When she could tear her attention away from him, I was certain she recognized me. I knew her too; it took me a minute to connect the woman with the girl I'd met years before. But I saw it in her eyes, recognition, a glimmer but strong – so I stuffed it away from the light and hid.
She was just a teenager when Jack Reese brought me to their house in the middle of the night to hide me. He told her I was a distant relative and I wasn't saying much in those days, but I remember her. She was who I wanted to be – tough, resilient, kinda rebellious. She was awesome back then and apparently in Charlie's eyes she still is. He sees in her what she once was and could be again and he believes in her – more I think than she does in herself.
Uncle Charlie wants to be alone and I know the terrible things people can do when they think they are alone. He drives this fucked up car, full of holes, because it's him – the scars that won't heal both inside and out. It's like the dark clothes the Goths I know wear – it's how they feel on the inside worn outside so that people can see. The darkness we can't hide from ourselves; part of him like the scars that show – on the car and on himself.
But I'll leave, because he's no longer alone. She's with him – Dani Reese. Maybe not "with him" in the traditional sense, sexually – yet. I have the feeling that will come, but it's like a joke my friend told me about how porcupines mate – very carefully.
Those two are both of them are damaged, inside and out, they don't trust anyone – sometimes not even themselves.
I know that in the same way I know that I am not the same as the kids at my school.
But they have found or created a bond that is stronger than what they are fighting and that's why I know he'll be okay. He's a tough guy with a heart of gold. She's a tough girl who just wants to be loved – and he loves her, I'm sure of it - even if they aren't - yet. She'd better not let him down or hurt him because if she does…I'll find her and rip her heart out myself.

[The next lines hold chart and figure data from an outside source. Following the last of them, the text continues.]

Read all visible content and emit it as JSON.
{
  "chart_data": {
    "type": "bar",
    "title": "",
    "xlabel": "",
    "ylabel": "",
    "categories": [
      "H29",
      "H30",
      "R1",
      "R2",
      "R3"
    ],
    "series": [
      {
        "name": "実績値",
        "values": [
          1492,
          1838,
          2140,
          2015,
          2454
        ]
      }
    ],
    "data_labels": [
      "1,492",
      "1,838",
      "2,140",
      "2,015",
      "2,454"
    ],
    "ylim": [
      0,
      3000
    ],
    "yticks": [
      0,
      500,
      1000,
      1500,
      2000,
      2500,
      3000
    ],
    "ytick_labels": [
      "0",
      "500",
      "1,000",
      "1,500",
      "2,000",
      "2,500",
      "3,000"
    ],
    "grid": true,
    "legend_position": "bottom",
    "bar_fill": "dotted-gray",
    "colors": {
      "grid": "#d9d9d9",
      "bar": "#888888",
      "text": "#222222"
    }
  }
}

Yeah, I said it. He's all the family I have left and I love him despite my better efforts not to. He protects me, so I'll protect him.I can feel the goodness in him, fighting for control of his spirit and I can see the darkness that encircles him. On some days I'm sure he's winning and other days it seems like he's wrestling dark angels and he doesn't stand a chance. But he's still here, he's still fighting – and that's something.